The thermomechanical processes associated with formation of large igneous provinces (LIPs) remain poorly understood owing to fundamental difficulties in simulating plume–lithosphere interactions in current numerical models. These models, which aim to simulate the rise of mantle plume and the spread of plume head material, imply a mechanically over-simplified lithosphere and, commonly, a flat lithosphere (zero vertical displacement) as the upper boundary condition. We propose a new numerical model, derived from lithospheric-scale models. It has a high numerical resolution in the lithospheric domain and explicitly accounts for: (1) free upper surface boundary condition, (2) elastic–plastic–ductile lithospheric rheology, including surface faulting, and (3) vertical strength variations in the lithosphere.

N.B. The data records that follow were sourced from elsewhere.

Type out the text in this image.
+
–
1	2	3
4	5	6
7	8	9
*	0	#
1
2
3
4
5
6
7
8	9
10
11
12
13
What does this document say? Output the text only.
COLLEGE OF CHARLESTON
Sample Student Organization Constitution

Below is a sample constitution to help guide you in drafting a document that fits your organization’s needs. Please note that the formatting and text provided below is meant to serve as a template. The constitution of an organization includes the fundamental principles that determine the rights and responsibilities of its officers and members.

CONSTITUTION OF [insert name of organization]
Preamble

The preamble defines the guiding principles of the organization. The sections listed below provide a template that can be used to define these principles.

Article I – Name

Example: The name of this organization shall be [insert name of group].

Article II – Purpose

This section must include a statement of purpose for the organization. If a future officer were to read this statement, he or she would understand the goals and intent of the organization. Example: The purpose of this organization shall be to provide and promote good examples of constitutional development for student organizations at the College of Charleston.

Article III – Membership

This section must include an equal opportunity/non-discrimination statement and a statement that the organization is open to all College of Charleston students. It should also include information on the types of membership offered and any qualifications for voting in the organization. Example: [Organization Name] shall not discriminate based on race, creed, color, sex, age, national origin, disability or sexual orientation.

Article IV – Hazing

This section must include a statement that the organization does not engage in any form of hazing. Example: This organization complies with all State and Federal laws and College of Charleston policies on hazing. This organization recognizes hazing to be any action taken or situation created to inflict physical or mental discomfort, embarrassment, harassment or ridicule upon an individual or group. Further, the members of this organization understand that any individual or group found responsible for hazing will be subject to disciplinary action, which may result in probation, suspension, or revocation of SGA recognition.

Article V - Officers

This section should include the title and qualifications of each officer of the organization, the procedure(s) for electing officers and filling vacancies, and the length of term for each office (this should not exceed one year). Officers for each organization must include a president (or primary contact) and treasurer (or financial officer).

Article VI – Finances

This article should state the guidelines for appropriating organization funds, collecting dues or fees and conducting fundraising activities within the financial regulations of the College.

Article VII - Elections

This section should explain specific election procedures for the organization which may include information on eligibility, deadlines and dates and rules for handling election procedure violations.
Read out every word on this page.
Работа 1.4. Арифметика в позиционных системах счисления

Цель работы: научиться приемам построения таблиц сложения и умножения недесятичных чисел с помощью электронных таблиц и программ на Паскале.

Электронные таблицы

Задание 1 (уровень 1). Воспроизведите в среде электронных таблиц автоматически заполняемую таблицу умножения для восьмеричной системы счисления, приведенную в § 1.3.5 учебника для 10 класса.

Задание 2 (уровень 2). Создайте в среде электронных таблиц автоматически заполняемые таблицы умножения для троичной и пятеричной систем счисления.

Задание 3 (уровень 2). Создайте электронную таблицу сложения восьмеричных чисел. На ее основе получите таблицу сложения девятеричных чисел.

We study the final stages of plume ascent and we focus on surface and lithospheric evolution and intra-plate strain localisations. The experiments predict that the first surface elevation occurs in less than 0.2 Ma after plume initiation at 400 km depth. Variation of rheological parameters results in different surface elevations (500–2500 m), ascent (2–10 m/yr) and base plate strain rates (10−12–10−15 s−1). Fast (0.2–0.3 m/yr) plume head flattening starts at the moment when the plume head reaches the base of the lithosphere. It leads to large-scale extension and deep normal faulting at the centre of the plateau, and to strong thermomechanical erosion at its base. The erosion is maximal not under the plume centre (as was predicted before), but in two large bordering zones. Our study locally is the igneous province of the Caribbean plate where the pre-existing (Farallon) lithosphere has been affected by the Galapagos hotspot activity that generated thermal perturbations and crustal thickening with two main episodes of volcanism and underplating.